Exercise or Sport? What is your objective?

Exercise or Sport? What is your objective?
BreatheAgain

Exercise is really good for you. But does every effort at exercise need to turn into a sport? What is the difference between something being exercise and it becoming a sport?

Take any sport. It has someone competing with someone else. A lone Djokovic battling a Nadal, for example, or an eleven-member football team battling another.

But the way the game is played, you are competing. Scores matter. Split seconds matter. You are trying to outdo your competitor, after all, aren't you?

But often, we bring the same competitive nature to our exercise as well. How many reps can you do? How fast can you run? How long can you swim? How much do you bench press?

Let me be clear. It is not necessary at all.

Even if you are competing in a sport, and trust me, I work with enough people who are, competing with someone else on how much you can bench press does not give you any advantage.

Instead, what gives you the advantage is the discipline and consistency of your actions. Most games do not work on the size of your muscles alone.

Ask any sportsperson, and they will quickly tell you that it is a mind-body game.

So then, why bring competition into your exercise?

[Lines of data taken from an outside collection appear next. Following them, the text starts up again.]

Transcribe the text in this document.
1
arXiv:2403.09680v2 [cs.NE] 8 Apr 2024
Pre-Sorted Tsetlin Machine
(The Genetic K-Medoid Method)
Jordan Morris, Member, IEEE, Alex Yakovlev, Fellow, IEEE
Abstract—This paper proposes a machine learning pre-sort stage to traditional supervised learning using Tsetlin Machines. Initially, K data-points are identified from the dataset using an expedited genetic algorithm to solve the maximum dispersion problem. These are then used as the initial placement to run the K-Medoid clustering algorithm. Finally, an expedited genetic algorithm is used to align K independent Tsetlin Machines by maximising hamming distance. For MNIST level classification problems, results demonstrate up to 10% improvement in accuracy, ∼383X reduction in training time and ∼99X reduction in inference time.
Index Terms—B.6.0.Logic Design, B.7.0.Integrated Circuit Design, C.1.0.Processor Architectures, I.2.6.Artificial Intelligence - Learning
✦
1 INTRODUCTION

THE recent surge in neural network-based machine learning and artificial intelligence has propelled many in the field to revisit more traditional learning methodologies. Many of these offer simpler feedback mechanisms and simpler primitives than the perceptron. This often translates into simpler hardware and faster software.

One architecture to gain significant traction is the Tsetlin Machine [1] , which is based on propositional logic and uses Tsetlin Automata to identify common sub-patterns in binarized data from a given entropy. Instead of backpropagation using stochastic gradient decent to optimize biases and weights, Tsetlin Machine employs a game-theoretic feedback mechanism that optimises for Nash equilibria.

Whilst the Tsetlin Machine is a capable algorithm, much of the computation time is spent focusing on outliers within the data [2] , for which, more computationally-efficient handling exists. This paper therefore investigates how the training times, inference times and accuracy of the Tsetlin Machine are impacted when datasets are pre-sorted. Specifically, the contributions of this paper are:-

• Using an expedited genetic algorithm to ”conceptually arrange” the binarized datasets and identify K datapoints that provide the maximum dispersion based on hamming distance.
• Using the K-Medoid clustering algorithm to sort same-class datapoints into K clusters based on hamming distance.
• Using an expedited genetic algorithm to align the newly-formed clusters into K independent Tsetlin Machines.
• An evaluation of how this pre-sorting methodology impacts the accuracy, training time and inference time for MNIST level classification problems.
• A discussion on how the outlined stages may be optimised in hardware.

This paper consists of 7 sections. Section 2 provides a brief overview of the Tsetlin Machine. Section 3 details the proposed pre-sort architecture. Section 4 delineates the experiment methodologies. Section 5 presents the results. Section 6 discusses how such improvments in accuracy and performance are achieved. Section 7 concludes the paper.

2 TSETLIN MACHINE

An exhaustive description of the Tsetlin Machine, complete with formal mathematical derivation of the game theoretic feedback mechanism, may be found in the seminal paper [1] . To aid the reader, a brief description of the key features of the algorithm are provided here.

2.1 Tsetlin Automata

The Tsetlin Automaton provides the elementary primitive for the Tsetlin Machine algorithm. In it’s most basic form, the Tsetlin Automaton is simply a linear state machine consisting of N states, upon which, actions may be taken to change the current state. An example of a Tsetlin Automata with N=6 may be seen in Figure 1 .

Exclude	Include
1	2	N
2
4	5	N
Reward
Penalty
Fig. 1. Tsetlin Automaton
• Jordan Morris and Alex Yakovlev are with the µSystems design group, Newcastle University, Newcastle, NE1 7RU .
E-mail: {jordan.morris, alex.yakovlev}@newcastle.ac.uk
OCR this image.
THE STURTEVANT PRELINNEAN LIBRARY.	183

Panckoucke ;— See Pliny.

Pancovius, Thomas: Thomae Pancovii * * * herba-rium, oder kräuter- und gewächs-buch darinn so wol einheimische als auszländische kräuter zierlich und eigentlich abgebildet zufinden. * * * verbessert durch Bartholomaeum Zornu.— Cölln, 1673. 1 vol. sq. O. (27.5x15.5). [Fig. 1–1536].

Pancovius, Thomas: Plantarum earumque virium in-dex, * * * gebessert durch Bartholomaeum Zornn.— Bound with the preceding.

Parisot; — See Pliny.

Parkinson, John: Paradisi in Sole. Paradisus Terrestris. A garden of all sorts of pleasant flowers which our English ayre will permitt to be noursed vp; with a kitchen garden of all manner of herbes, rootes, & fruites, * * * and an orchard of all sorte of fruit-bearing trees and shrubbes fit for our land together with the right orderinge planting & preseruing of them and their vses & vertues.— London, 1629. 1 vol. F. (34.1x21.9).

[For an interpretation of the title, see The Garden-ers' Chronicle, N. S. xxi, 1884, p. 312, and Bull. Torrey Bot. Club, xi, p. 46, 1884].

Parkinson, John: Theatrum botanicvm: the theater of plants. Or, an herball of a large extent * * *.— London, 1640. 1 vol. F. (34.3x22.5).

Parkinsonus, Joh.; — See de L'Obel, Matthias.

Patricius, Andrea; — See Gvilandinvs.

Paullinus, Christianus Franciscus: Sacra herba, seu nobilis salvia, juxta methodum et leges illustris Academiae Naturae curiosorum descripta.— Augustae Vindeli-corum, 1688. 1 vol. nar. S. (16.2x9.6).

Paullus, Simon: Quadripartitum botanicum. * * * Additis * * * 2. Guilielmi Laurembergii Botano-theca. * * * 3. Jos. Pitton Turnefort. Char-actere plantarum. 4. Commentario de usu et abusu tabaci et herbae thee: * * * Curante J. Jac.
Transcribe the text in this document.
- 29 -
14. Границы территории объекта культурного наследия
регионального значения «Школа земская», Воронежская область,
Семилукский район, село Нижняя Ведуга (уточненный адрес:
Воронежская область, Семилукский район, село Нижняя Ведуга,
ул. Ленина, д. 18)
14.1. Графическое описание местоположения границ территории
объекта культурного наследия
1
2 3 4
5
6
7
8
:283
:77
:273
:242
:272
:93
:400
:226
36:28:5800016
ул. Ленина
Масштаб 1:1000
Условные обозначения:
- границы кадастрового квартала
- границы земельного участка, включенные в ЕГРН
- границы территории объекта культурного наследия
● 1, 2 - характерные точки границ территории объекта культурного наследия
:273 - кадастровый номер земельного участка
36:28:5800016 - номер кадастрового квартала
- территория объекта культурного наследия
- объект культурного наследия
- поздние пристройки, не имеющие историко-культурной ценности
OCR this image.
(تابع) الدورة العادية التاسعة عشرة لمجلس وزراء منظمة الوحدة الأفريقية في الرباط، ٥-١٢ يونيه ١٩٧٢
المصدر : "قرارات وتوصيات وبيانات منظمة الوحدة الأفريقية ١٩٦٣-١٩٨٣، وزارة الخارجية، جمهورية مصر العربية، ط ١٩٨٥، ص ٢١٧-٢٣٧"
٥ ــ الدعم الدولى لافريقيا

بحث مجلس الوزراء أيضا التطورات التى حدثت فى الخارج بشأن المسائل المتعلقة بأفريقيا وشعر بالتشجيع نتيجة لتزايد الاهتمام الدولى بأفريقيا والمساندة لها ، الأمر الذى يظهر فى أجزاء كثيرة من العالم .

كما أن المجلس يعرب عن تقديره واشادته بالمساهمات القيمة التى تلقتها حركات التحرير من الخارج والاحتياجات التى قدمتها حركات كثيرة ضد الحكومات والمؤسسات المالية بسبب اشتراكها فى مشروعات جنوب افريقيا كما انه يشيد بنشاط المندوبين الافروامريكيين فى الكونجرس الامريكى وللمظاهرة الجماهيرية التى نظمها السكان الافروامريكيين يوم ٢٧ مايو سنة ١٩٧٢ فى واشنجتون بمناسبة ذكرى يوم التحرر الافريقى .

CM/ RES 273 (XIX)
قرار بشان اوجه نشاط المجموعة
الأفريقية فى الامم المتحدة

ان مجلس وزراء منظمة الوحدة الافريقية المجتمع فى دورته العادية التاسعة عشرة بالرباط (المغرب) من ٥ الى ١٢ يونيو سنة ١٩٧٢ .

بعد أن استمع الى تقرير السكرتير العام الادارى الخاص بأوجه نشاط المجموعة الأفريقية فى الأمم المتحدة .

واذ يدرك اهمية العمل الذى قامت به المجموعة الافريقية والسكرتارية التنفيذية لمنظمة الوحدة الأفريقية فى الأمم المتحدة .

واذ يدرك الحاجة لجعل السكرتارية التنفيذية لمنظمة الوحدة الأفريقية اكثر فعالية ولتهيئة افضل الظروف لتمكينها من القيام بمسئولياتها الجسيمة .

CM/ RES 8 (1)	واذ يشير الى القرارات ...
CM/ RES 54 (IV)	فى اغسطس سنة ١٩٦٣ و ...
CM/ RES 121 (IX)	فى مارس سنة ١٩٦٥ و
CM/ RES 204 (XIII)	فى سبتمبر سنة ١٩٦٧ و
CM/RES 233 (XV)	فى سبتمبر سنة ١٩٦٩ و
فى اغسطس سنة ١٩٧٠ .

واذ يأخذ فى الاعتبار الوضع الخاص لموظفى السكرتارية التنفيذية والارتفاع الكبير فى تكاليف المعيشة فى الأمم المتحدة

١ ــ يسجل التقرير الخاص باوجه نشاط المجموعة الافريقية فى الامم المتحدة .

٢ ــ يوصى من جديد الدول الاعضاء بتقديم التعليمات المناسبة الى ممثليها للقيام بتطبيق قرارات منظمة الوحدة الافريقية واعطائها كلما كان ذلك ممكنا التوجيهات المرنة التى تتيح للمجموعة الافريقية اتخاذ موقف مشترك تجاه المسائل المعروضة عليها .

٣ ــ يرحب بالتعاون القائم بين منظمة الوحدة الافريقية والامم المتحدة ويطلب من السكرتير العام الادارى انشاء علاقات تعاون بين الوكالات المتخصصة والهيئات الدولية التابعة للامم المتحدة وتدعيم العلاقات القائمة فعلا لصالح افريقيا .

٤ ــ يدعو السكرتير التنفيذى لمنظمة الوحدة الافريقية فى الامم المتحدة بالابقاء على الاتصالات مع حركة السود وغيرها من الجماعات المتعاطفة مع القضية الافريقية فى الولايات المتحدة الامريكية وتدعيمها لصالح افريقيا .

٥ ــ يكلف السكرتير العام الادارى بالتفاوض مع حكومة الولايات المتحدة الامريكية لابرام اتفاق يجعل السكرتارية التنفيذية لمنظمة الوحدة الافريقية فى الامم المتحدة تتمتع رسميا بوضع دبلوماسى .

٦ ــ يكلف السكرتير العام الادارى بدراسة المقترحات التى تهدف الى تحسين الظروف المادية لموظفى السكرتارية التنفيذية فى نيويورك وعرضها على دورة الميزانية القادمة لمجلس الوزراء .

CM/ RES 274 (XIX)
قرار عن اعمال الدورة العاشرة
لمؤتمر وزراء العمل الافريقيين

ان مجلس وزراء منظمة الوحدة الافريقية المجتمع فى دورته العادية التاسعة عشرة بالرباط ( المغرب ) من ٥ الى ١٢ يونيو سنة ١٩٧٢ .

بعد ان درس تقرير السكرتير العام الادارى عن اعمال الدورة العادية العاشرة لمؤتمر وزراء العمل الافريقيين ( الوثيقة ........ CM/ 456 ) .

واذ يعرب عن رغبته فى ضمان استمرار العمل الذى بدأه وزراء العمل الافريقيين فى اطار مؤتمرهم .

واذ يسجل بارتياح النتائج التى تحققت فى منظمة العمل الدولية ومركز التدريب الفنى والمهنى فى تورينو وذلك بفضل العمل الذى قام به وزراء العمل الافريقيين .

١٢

Why do you need to be better than someone else? Instead, spend your time and energy working on what matters to you.

Perhaps your joints are stiff. Perhaps you are not very flexible. Perhaps you start panting as soon as you walk; god forbid, you have to run.

There is little benefit to looking over your shoulder and seeing your neighbour as he pounds the pavement every morning.

So that is what I mean by letting a sport be a sport and exercise be exercise. Don't mix the two. If you exercise the things that are important to you, chances are you will get more competitive in your chosen sport.